Solve trigonometric equation with $\arcsin$ and $\arccos$

Question

Solve the following equation $$2\arccos(x)-\arcsin(2x\sqrt{1-x^2})=0.$$

I tried to solve this equation, but I don't know how can I change $\arcsin$ to $\arccos$ to solve the equation.

Answer 1

Note that $x\in [-1,1]$. Let $x=\cos(t)$ with $t\in [0,\pi]$ then $\sin(t)\geq 0$ and $$2\arccos(\cos(t))=\arcsin(2\cos(t)\sqrt{1-\cos^2(t)})=\arcsin(2\cos(t)\sin(t))=\arcsin(\sin(2t)).$$ Note for $t\in [0,\pi]$, $\arccos(\cos(t))=t$ and (see HERE) $$\arcsin(\sin(2t))=\begin{cases} 2t &\mbox{if $t\in [0,\pi/4]$}\\ \pi-2t &\mbox {if $t\in [\pi/4,3\pi/4]$}\\ -2\pi+2t &\mbox {if $t\in [3\pi/4,\pi]$} \end{cases}$$ Can you take it from here?

Answer 2

Hmmm what about the following approach ( there is a fair bit of trig )
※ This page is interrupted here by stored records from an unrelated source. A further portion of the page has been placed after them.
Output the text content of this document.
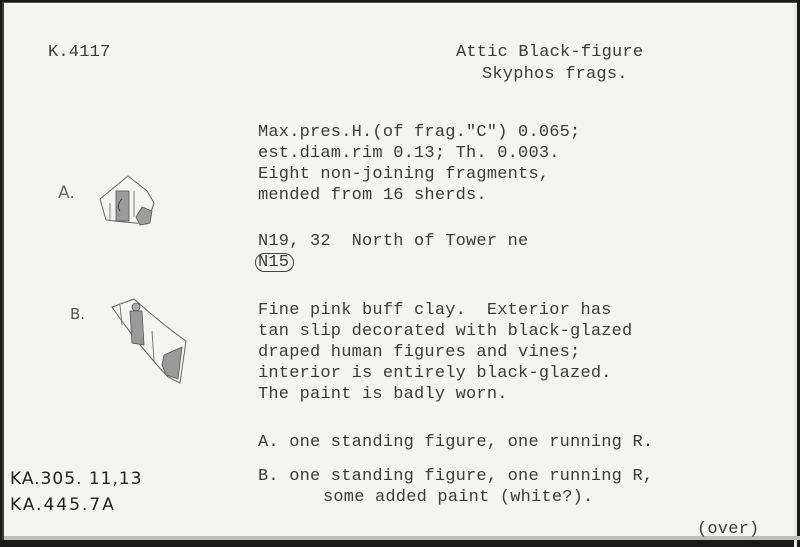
K.4117	Attic Black-figure
Skyphos frags.
Max.pres.H.(of frag."C") 0.065;
est.diam.rim 0.13; Th. 0.003.
Eight non-joining fragments,
mended from 16 sherds.
N19, 32  North of Tower ne
N15
Fine pink buff clay.  Exterior has
tan slip decorated with black-glazed
draped human figures and vines;
interior is entirely black-glazed.
The paint is badly worn.
A. one standing figure, one running R.
B. one standing figure, one running R,
some added paint (white?).
(over)
KA.305. 11,13
KA.445.7A
A.
B.
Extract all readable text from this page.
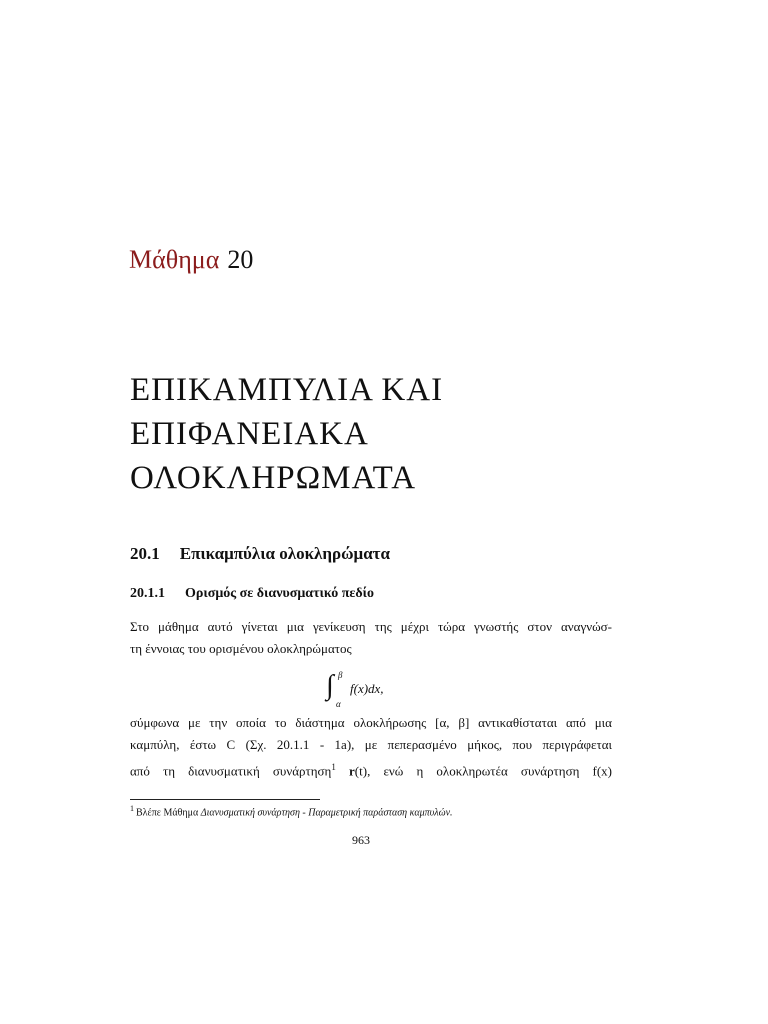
Μάθημα 20
ΕΠΙΚΑΜΠΥΛΙΑ ΚΑΙ
ΕΠΙΦΑΝΕΙΑΚΑ
ΟΛΟΚΛΗΡΩΜΑΤΑ
20.1 Επικαμπύλια ολοκληρώματα
20.1.1 Ορισμός σε διανυσματικό πεδίο
Στο μάθημα αυτό γίνεται μια γενίκευση της μέχρι τώρα γνωστής στον αναγνώσ-
τη έννοιας του ορισμένου ολοκληρώματος
∫ β
α
f(x)dx,
σύμφωνα με την οποία το διάστημα ολοκλήρωσης [α, β] αντικαθίσταται από μια
καμπύλη, έστω C (Σχ. 20.1.1 - 1a), με πεπερασμένο μήκος, που περιγράφεται
από τη διανυσματική συνάρτηση$^1$ r(t), ενώ η ολοκληρωτέα συνάρτηση f(x)
$^1$ Βλέπε Μάθημα Διανυσματική συνάρτηση - Παραμετρική παράσταση καμπυλών.
963
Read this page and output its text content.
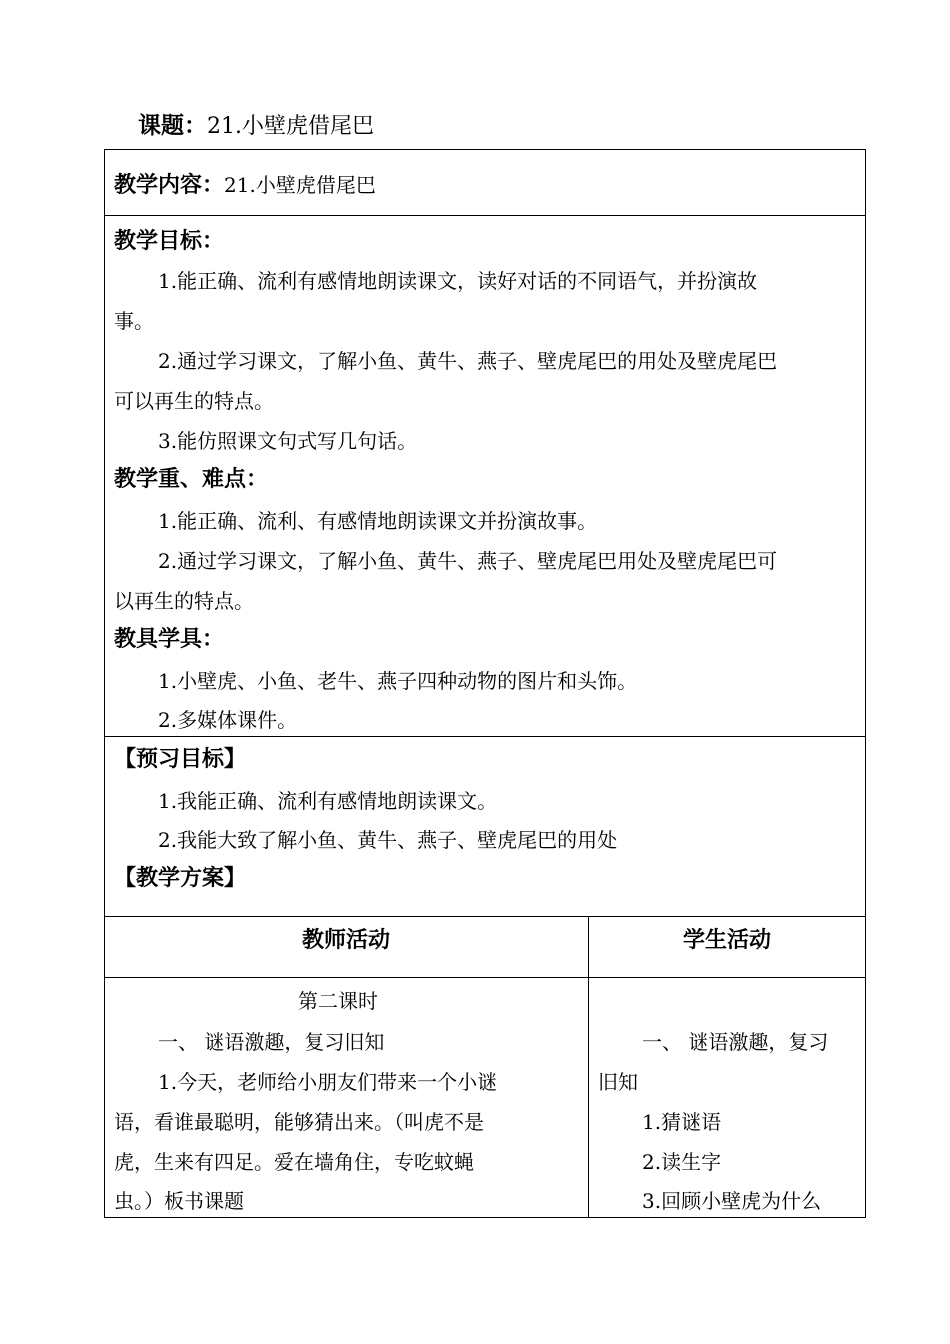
课题：21.小壁虎借尾巴
教学内容：21.小壁虎借尾巴
教学目标：
1.能正确、流利有感情地朗读课文，读好对话的不同语气，并扮演故
事。
2.通过学习课文，了解小鱼、黄牛、燕子、壁虎尾巴的用处及壁虎尾巴
可以再生的特点。
3.能仿照课文句式写几句话。
教学重、难点：
1.能正确、流利、有感情地朗读课文并扮演故事。
2.通过学习课文，了解小鱼、黄牛、燕子、壁虎尾巴用处及壁虎尾巴可
以再生的特点。
教具学具：
1.小壁虎、小鱼、老牛、燕子四种动物的图片和头饰。
2.多媒体课件。
【预习目标】
1.我能正确、流利有感情地朗读课文。
2.我能大致了解小鱼、黄牛、燕子、壁虎尾巴的用处
【教学方案】
教师活动	学生活动
第二课时
一、 谜语激趣，复习旧知
1.今天，老师给小朋友们带来一个小谜
语，看谁最聪明，能够猜出来。（叫虎不是
虎，生来有四足。爱在墙角住，专吃蚊蝇
虫。）板书课题
一、 谜语激趣，复习
旧知
1.猜谜语
2.读生字
3.回顾小壁虎为什么
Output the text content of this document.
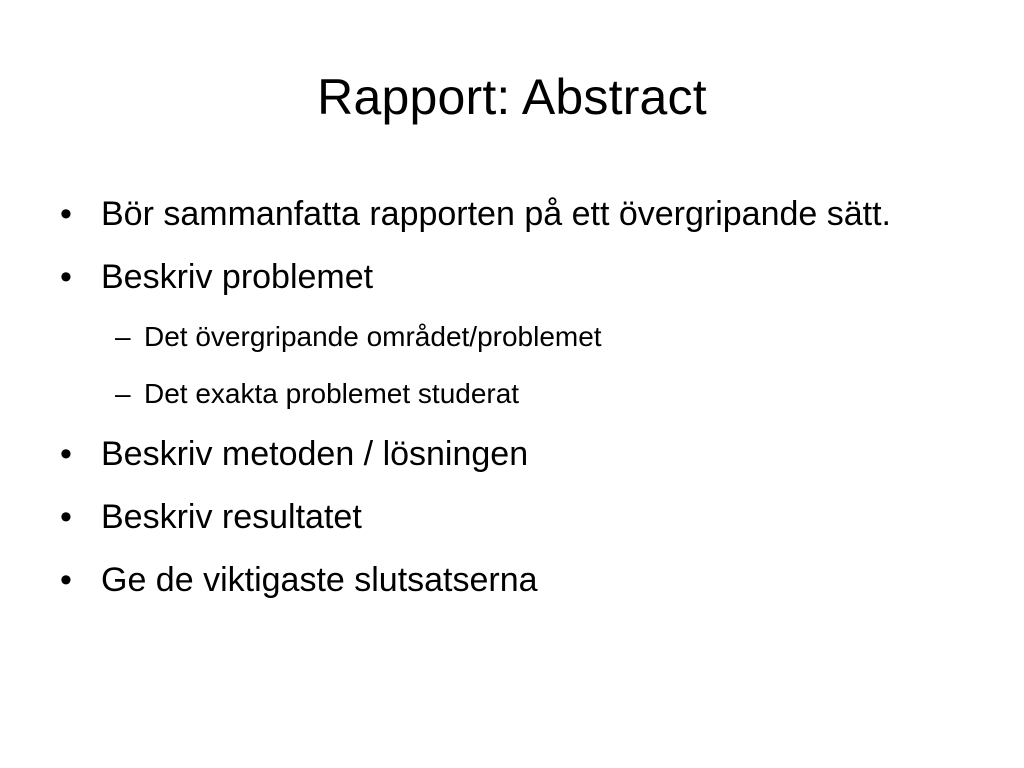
Rapport: Abstract
• Bör sammanfatta rapporten på ett övergripande sätt.
• Beskriv problemet
– Det övergripande området/problemet
– Det exakta problemet studerat
• Beskriv metoden / lösningen
• Beskriv resultatet
• Ge de viktigaste slutsatserna
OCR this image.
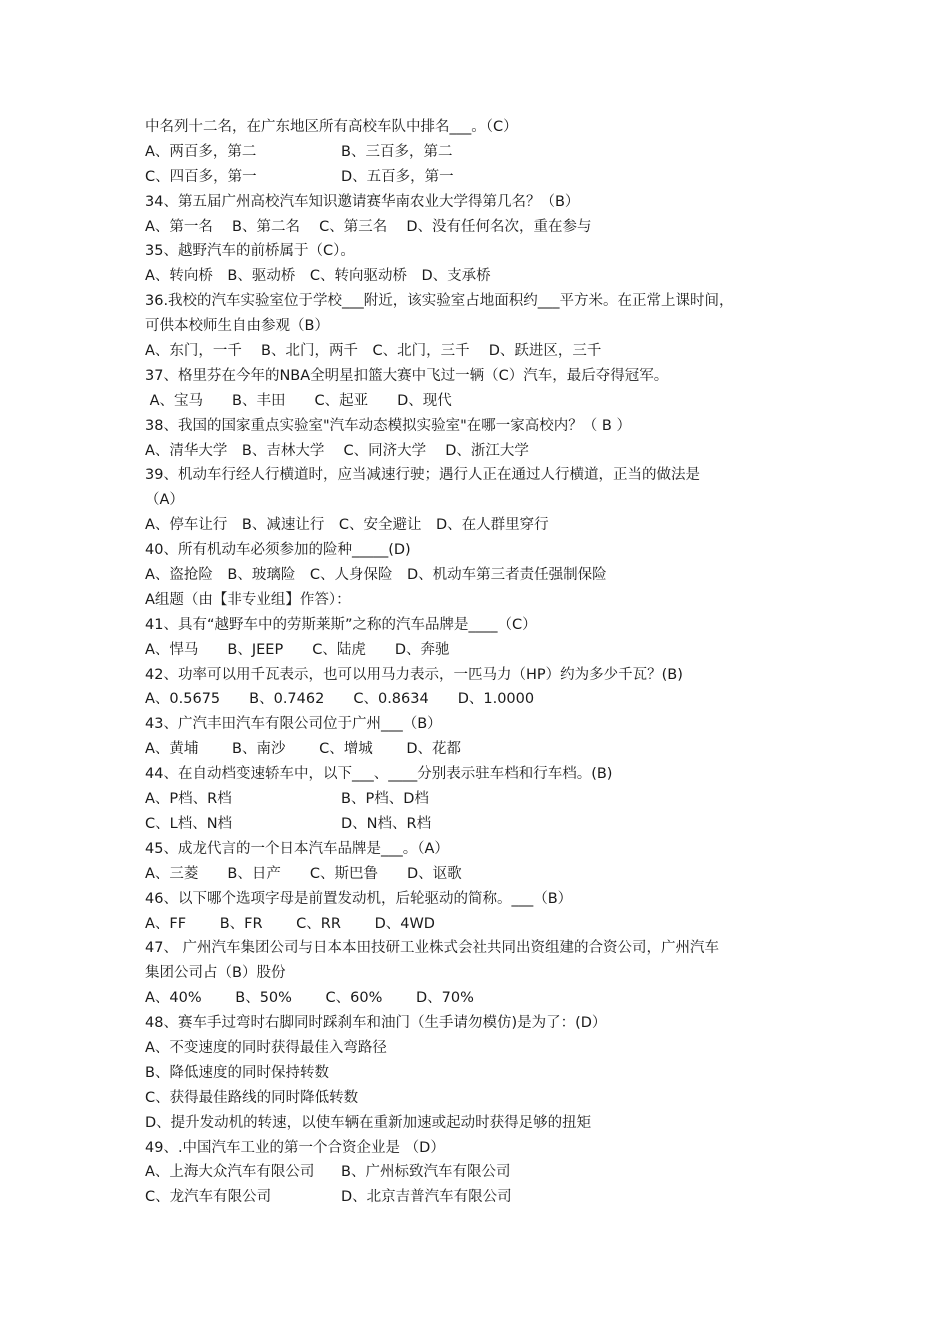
中名列十二名，在广东地区所有高校车队中排名___。（C）
A、两百多，第二	B、三百多，第二
C、四百多，第一	D、五百多，第一
34、第五届广州高校汽车知识邀请赛华南农业大学得第几名？（B）
A、第一名　 B、第二名　 C、第三名　 D、没有任何名次，重在参与
35、越野汽车的前桥属于（C）。
A、转向桥　B、驱动桥　C、转向驱动桥　D、支承桥
36.我校的汽车实验室位于学校___附近，该实验室占地面积约___平方米。在正常上课时间，
可供本校师生自由参观（B）
A、东门，一千　 B、北门，两千　C、北门，三千　 D、跃进区，三千
37、格里芬在今年的NBA全明星扣篮大赛中飞过一辆（C）汽车，最后夺得冠军。
A、宝马　　B、丰田　　C、起亚　　D、现代
38、我国的国家重点实验室"汽车动态模拟实验室"在哪一家高校内？（ B ）
A、清华大学　B、吉林大学　 C、同济大学　 D、浙江大学
39、机动车行经人行横道时，应当减速行驶；遇行人正在通过人行横道，正当的做法是
（A）
A、停车让行　B、减速让行　C、安全避让　D、在人群里穿行
40、所有机动车必须参加的险种_____(D)
A、盗抢险　B、玻璃险　C、人身保险　D、机动车第三者责任强制保险
A组题（由【非专业组】作答）：
41、具有“越野车中的劳斯莱斯”之称的汽车品牌是____（C）
A、悍马　　B、JEEP　　C、陆虎　　D、奔驰
42、功率可以用千瓦表示，也可以用马力表示，一匹马力（HP）约为多少千瓦？(B)
A、0.5675　　B、0.7462　　C、0.8634　　D、1.0000
43、广汽丰田汽车有限公司位于广州___（B）
A、黄埔　　 B、南沙　　 C、增城　　 D、花都
44、在自动档变速轿车中，以下___、____分别表示驻车档和行车档。(B)
A、P档、R档	B、P档、D档
C、L档、N档	D、N档、R档
45、成龙代言的一个日本汽车品牌是___。（A）
A、三菱　　B、日产　　C、斯巴鲁　　D、讴歌
46、以下哪个选项字母是前置发动机，后轮驱动的简称。___（B）
A、FF　　 B、FR　　 C、RR　　 D、4WD
47、 广州汽车集团公司与日本本田技研工业株式会社共同出资组建的合资公司，广州汽车
集团公司占（B）股份
A、40%　　 B、50%　　 C、60%　　 D、70%
48、赛车手过弯时右脚同时踩刹车和油门（生手请勿模仿)是为了：(D）
A、不变速度的同时获得最佳入弯路径
B、降低速度的同时保持转数
C、获得最佳路线的同时降低转数
D、提升发动机的转速，以使车辆在重新加速或起动时获得足够的扭矩
49、.中国汽车工业的第一个合资企业是 （D）
A、上海大众汽车有限公司	B、广州标致汽车有限公司
C、龙汽车有限公司	D、北京吉普汽车有限公司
Take the cosine of both sides to get

$$ \cos\left(\underbrace{2 \cos^{-1}(x)}_{\text{=Part 1}} - \underbrace{\sin^{-1}\left(2x\sqrt{1-x^2}\right)}_{\text{=Part 2}} \right) = 1. \tag{1} \label{eqn:main} $$

Look at each part individually.

$$ \cos(2 \cos^{-1}(x)) = \cos(2\theta), $$ where $\theta \equiv \cos^{-1}(x)$ and hence $x = \cos(\theta)$. Then use the double angle formula

$$\cos(2\theta) = \cos^2 (\theta) - \sin^2(\theta) \\ = 2\cos^2(\theta) - 1. $$

Then using what we have defined above for $\theta$ and $x$ we may deduce that

$$ cos(2 \theta) = 2x^2 -1 .$$

Okay first part done. Second part is similar. We have

$$ \cos\left(\sin^{-1}\left(2x \sqrt{1 - x^2}\right) \right).$$

Let

$$ \sin^{-1}\left(t\right) \equiv \Theta, $$

where $t \equiv2x \sqrt{1 - x^2}.$ Then

$$ \sin^2 (\Theta) = t^2 \Rightarrow 1- \cos^2(\Theta) = t^2,$$

Or in other words

$$ \Theta = \cos^{-1} \left( \sqrt{1 - t^2} \right).$$

Finally, substituting this back in to the original expression

$$\cos\left(\sin^{-1}\left(2x \sqrt{1 - x^2}\right) \right) = \cos\left( \cos^{-1}(\Theta) \right).$$

So the full equation now reads

$$ 2x^2 - 1 - \sqrt{1 - t^2} = 1,$$

which, I believe after substituting in the expression for $t$ results with solution $ x = \pm 1$.

Answer 3

Let $\arccos x=t\implies0\le t\le\pi,x=\cos t,\sin t=+\sqrt{1-x^2}$

As $-\dfrac\pi2\le\arcsin(2x\sqrt{1-x^2})\le\dfrac\pi2,$

we have $$-\dfrac\pi2\le2t\le\dfrac\pi2$$

$$\arcsin(2x\sqrt{1-x^2})=\arcsin(\sin2t)$$

$$=\begin{cases} 2t &\mbox{if } -\dfrac\pi2\le2t\le\dfrac\pi2\\ \pi-2t & \mbox{if }-\dfrac\pi2\le\pi-2t\le\dfrac\pi2\iff\dfrac\pi2\le 2t\le\dfrac{3\pi}2 \\2\pi+2t & \mbox{if }-\dfrac\pi2\le2\pi+2t\le\dfrac\pi2\iff ? \\ -2\pi+2t& \mbox{if }-\dfrac\pi2\le-2\pi+2t\le\dfrac\pi2\iff ?\end{cases} $$

But we already have $$-\dfrac\pi2\le2t\le\dfrac\pi2$$